Nessun esperimento Sal nell’impianto di Vigarolo

Nessun esperimento Sal nell’impianto di Vigarolo

Articolo tratto da “Il Cittadino di Lodi” – Mercoledì 28 ottobre

Sal non utilizza monocloroammina nell’impianto idrico di Vigarolo né in altre reti. La precisazione arriva dalla Società acqua lodigiana dopo che nella giornata di lunedì su gruppi Facebook di Graffignana era circolata la notizia di una sperimentazione in corso da parte di Sal. A utilizzare la monocloroammina nell’impianto della rete pubblica è il Gruppo Cap nella centrale di Casoni, che serve i Comuni di San Colombano, una piccola porzione di frazioni di Borghetto lungo il Lambro, una parte di Chignolo e Miradolo Terme a ridosso della collina, e forse raggiunge alcune case sparse nella collina di Graffignana. La sperimentazione del Gruppo Cap è iniziata ai primi di luglio, dopo ampia comunicazione, ma ha innescato comunque una serie di polemiche sia per il forte odore e sapore di cloro dell’acqua ai rubinetti, sia perché, dopo alcune sollecitazioni, in una nuova nota Cap chiariva che il prodotto sperimentale poteva essere nocivo per i pesci e consigliava le persone in dialisi di contattare il proprio medico di base. Nonostante nel corso delle settimane sia stato oggetto di costanti monitoraggi in più punti della rete e di un graduale assestamento del dosaggio, il problema è rimasto, e solo 10 giorni fa c’era stata una moria di pesci in una vasca privata. Inoltre, è emerso recentemente che Ats a fine luglio aveva rilevato valori anomali di alcuni parametri chimici dell’acqua. In collina il tema è caldissimo, tanto che è aperta una raccolta firme online per l’acqua sicura a San Colombano che ha già raggiunto quasi 300 firme. La questione è arrivata anche in consiglio comunale con l’opposizione di “Insieme per San Colombano” che ha posto un’interrogazione al sindaco.

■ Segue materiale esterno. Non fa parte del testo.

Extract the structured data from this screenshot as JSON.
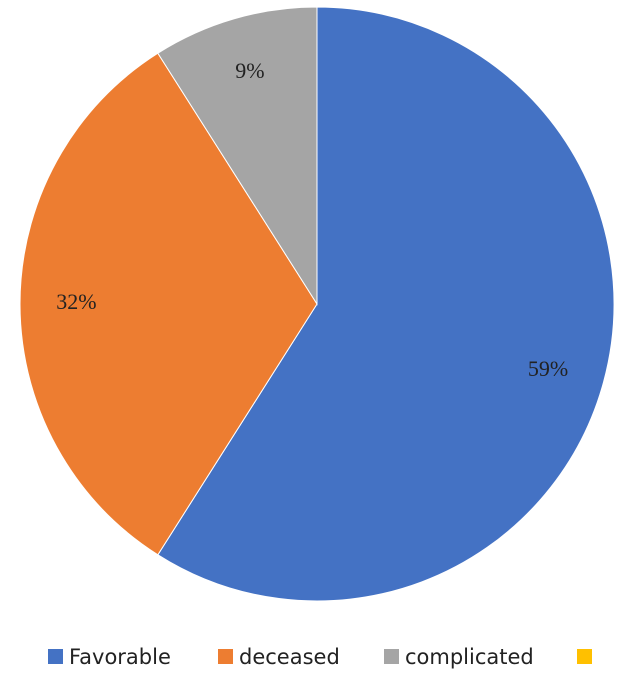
{
  "chart_data": {
    "type": "pie",
    "categories": [
      "Favorable",
      "deceased",
      "complicated",
      null
    ],
    "values": [
      59,
      32,
      9,
      0
    ],
    "value_labels": [
      "59%",
      "32%",
      "9%",
      null
    ],
    "colors": [
      "#4472c4",
      "#ed7d31",
      "#a5a5a5",
      "#ffc000"
    ],
    "legend": "bottom"
  }
}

In questo clima, lunedì sera si è sparsa la voce, diffusa sui social, che fosse in corso una analoga sperimentazione da parte di Sal nell’acquedotto di Vigarolo. Da Sal però fanno sapere che non c’è alcuna sperimentazione e che la monocloroammina non è utilizza nei suoi impianti, dove le procedure di disinfezione dell’acqua avvengono secondo i sistemi tradizionali in uso da anni. Nei giorni scorsi tecnici Sal erano stati chiamati per un controllo sulla qualità dell’acqua in uscita dal rubinetto di una residenza privata, dove si accusava un forte odore e sapore di cloro, ma i parametri rilevati erano tutti nella norma. L’esito era stato comunicato anche al Comune di Graffignana. Con ogni probabilità si è trattato dunque di un fraintendimento, che dà però il senso dell’attenzione e dell’allarme dei cittadini sulla qualità dell’acqua. Nelle settimane passate anche a Miradolo c’erano state molteplici lamentele per il sapore e l’odore di cloro.